Elasticsearch tuning

We are developing a platform where millions of records update or insert on a daily basis.
For developing this platform we are working with MongoDB as primary database and Elasticsearch for secondary database(Only for searching)

Database
There are 2 main MongoDB collection that we need to import on Elasticsearch also

  1. Companies- This collection have total 20+ fields
  2. People- In this collection we have 15+ fields. Every person belongs to a company._id. So here is one to many relation between company and person collection

Elasticsearch Indexes

There are 2 Elasticsearch index that we are using for filter the data

  1. Compay_index: Here we are storing all the company data from company collection of MongoDB
  2. People_index: We are storing the denormalized data here. Company and user information are combined and stored in this index. Because we need to apply the sorting on all columns and pagination.
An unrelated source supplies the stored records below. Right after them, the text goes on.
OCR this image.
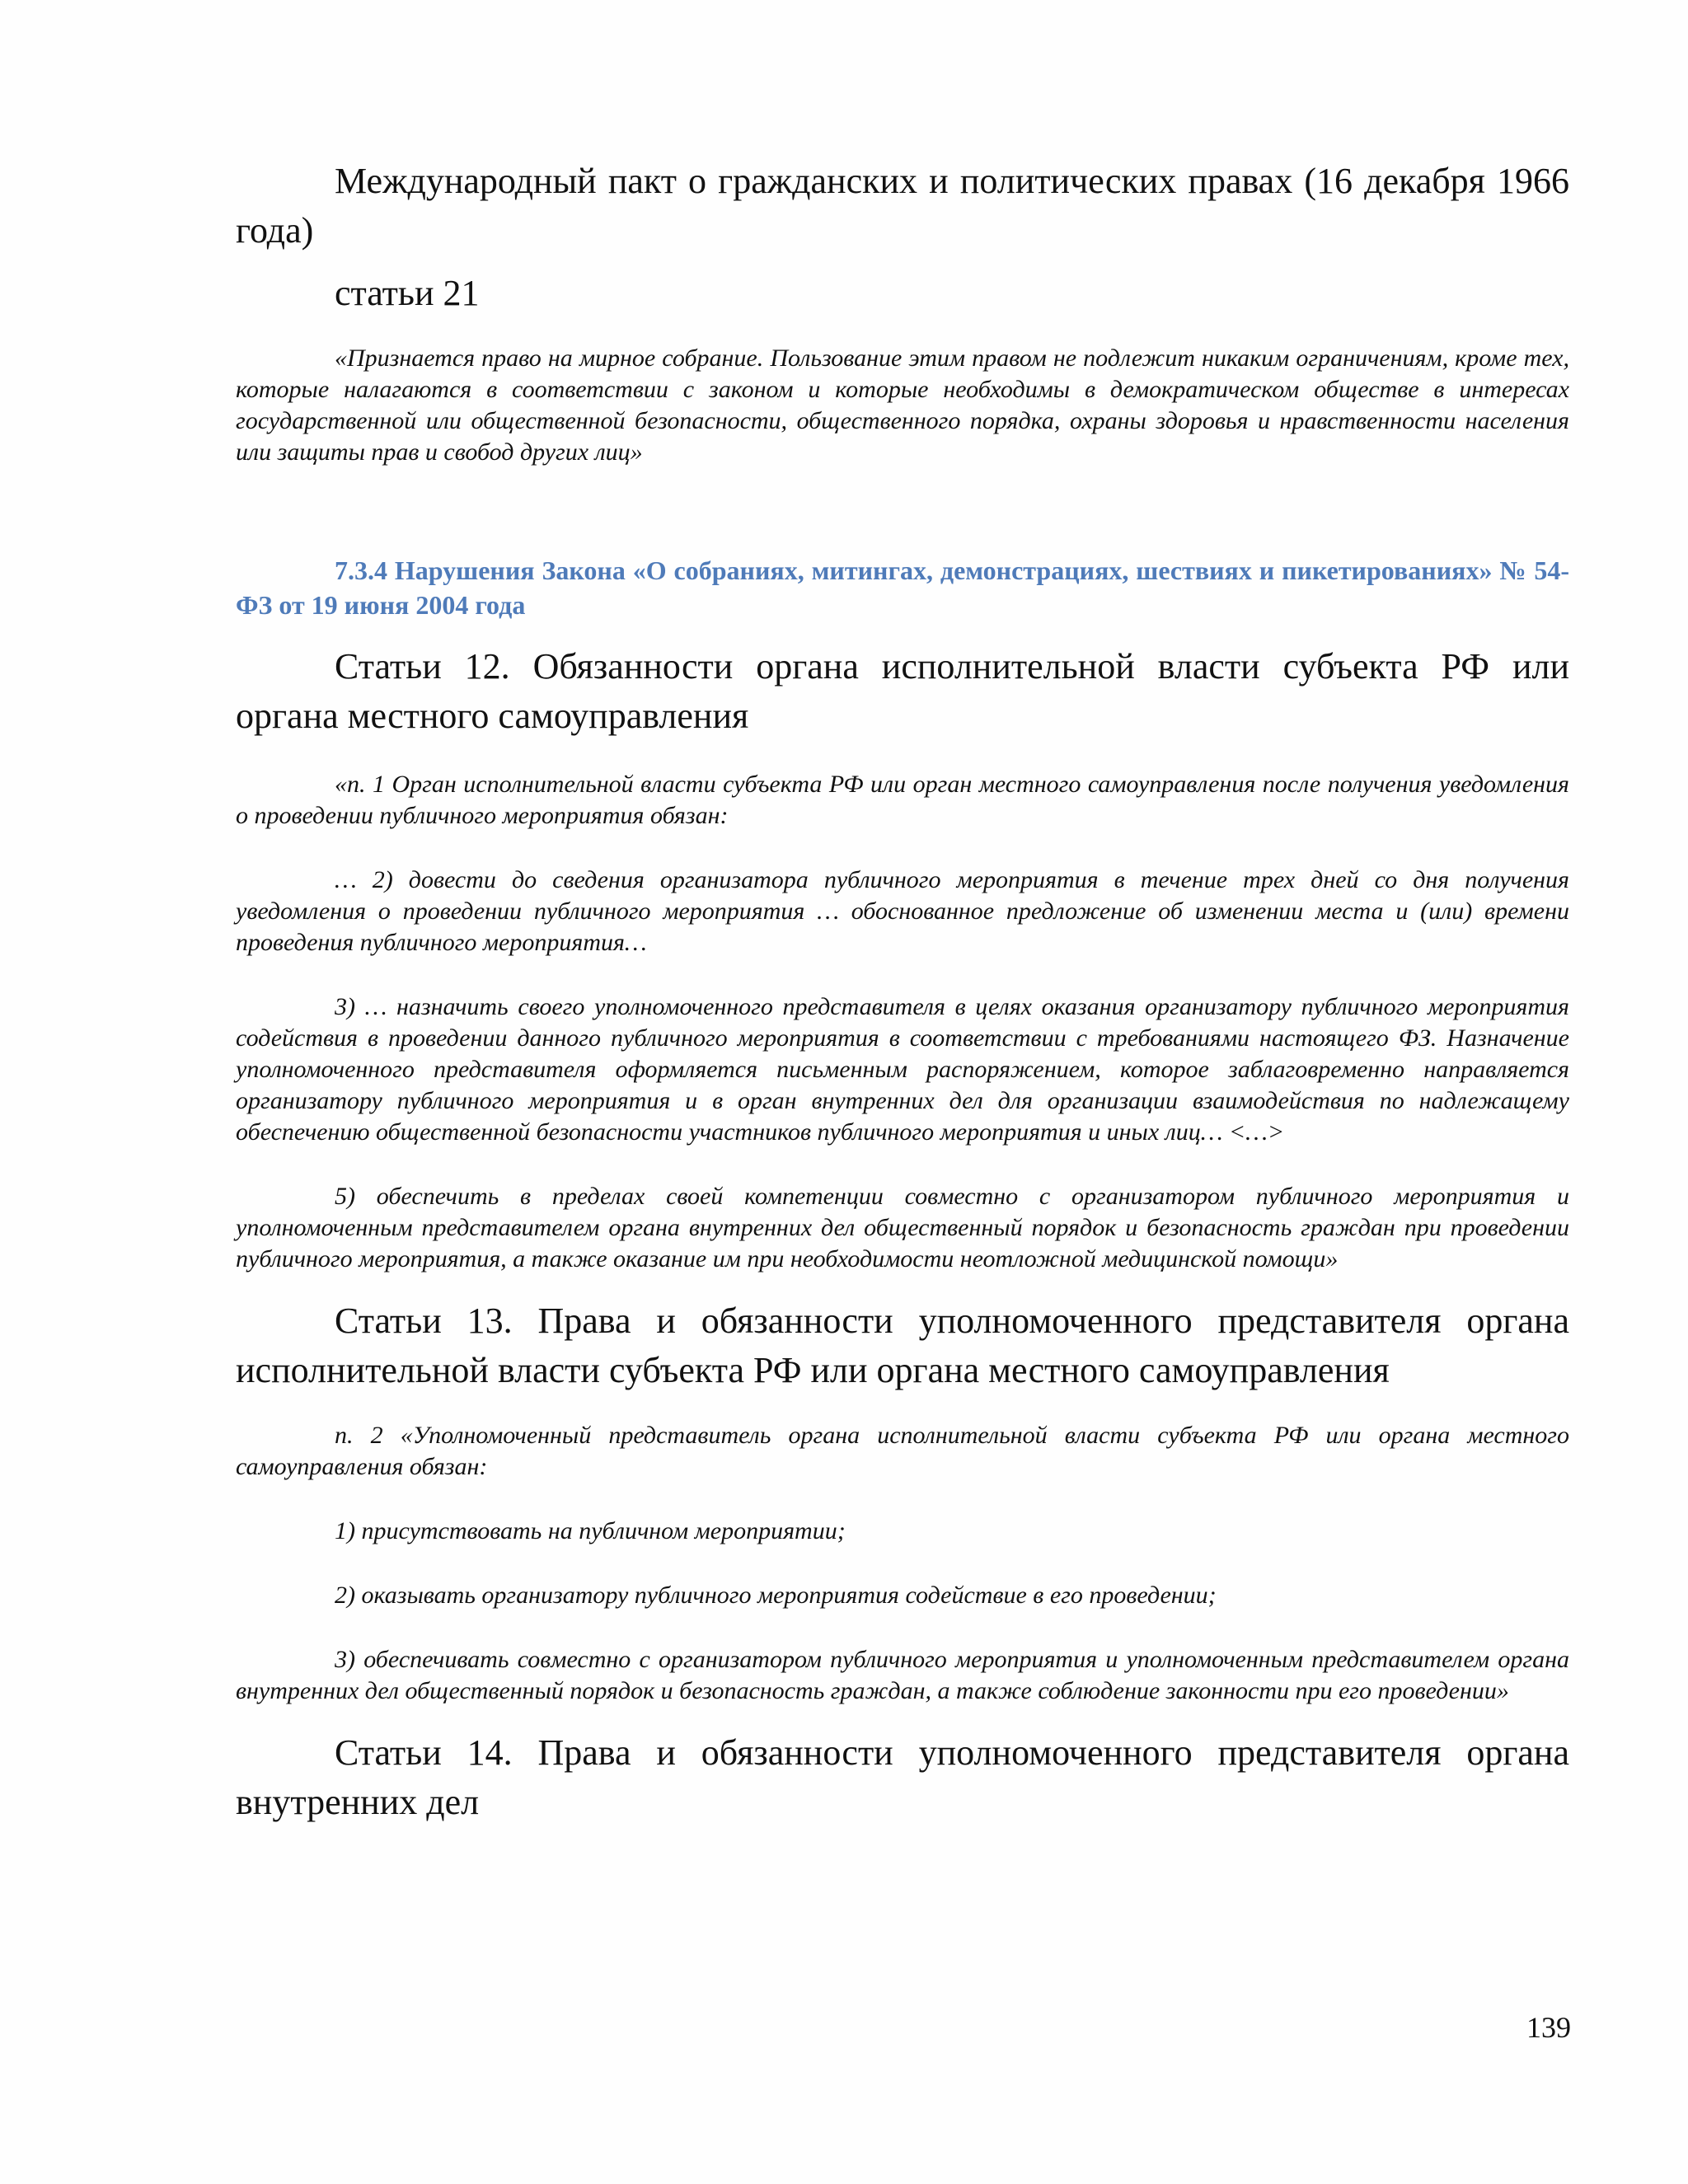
Международный пакт о гражданских и политических правах (16 декабря 1966 года)

статьи 21

«Признается право на мирное собрание. Пользование этим правом не подлежит никаким ограничениям, кроме тех, которые налагаются в соответствии с законом и которые необходимы в демократическом обществе в интересах государственной или общественной безопасности, общественного порядка, охраны здоровья и нравственности населения или защиты прав и свобод других лиц»

7.3.4 Нарушения Закона «О собраниях, митингах, демонстрациях, шествиях и пикетированиях» № 54-ФЗ от 19 июня 2004 года

Статьи 12. Обязанности органа исполнительной власти субъекта РФ или органа местного самоуправления

«п. 1 Орган исполнительной власти субъекта РФ или орган местного самоуправления после получения уведомления о проведении публичного мероприятия обязан:

… 2) довести до сведения организатора публичного мероприятия в течение трех дней со дня получения уведомления о проведении публичного мероприятия … обоснованное предложение об изменении места и (или) времени проведения публичного мероприятия…

3) … назначить своего уполномоченного представителя в целях оказания организатору публичного мероприятия содействия в проведении данного публичного мероприятия в соответствии с требованиями настоящего ФЗ. Назначение уполномоченного представителя оформляется письменным распоряжением, которое заблаговременно направляется организатору публичного мероприятия и в орган внутренних дел для организации взаимодействия по надлежащему обеспечению общественной безопасности участников публичного мероприятия и иных лиц… <…>

5) обеспечить в пределах своей компетенции совместно с организатором публичного мероприятия и уполномоченным представителем органа внутренних дел общественный порядок и безопасность граждан при проведении публичного мероприятия, а также оказание им при необходимости неотложной медицинской помощи»

Статьи 13. Права и обязанности уполномоченного представителя органа исполнительной власти субъекта РФ или органа местного самоуправления

п. 2 «Уполномоченный представитель органа исполнительной власти субъекта РФ или органа местного самоуправления обязан:

1) присутствовать на публичном мероприятии;

2) оказывать организатору публичного мероприятия содействие в его проведении;

3) обеспечивать совместно с организатором публичного мероприятия и уполномоченным представителем органа внутренних дел общественный порядок и безопасность граждан, а также соблюдение законности при его проведении»

Статьи 14. Права и обязанности уполномоченного представителя органа внутренних дел

139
We are expecting at least 50Millions records in our database

**We wrote our own pipeline to sync the data from mongoDB to Elasticsearch

Questions:

  1. We are facing JVM memory utilization 98% and getting circut_breaking_exception. So please help us to tune our Elasticsearch cluster.
  2. Is that the correct way to store the data in a denormalized way in Elasticsearch index where one company can have max 2L records

You need to share information about the specs of your cluster so people can try to help you, how many nodes, how many index, how many shards per index etc.

Also, if you can share examples of your documents it would help.

Since you are combining the company and user information in one index, why do you need the Company_Index?

I would say that it is better to have everything in one index, for every entry in the people index you would also add the fields company related to the entry, but I understand that this is what you are already doing with the People_Index, right?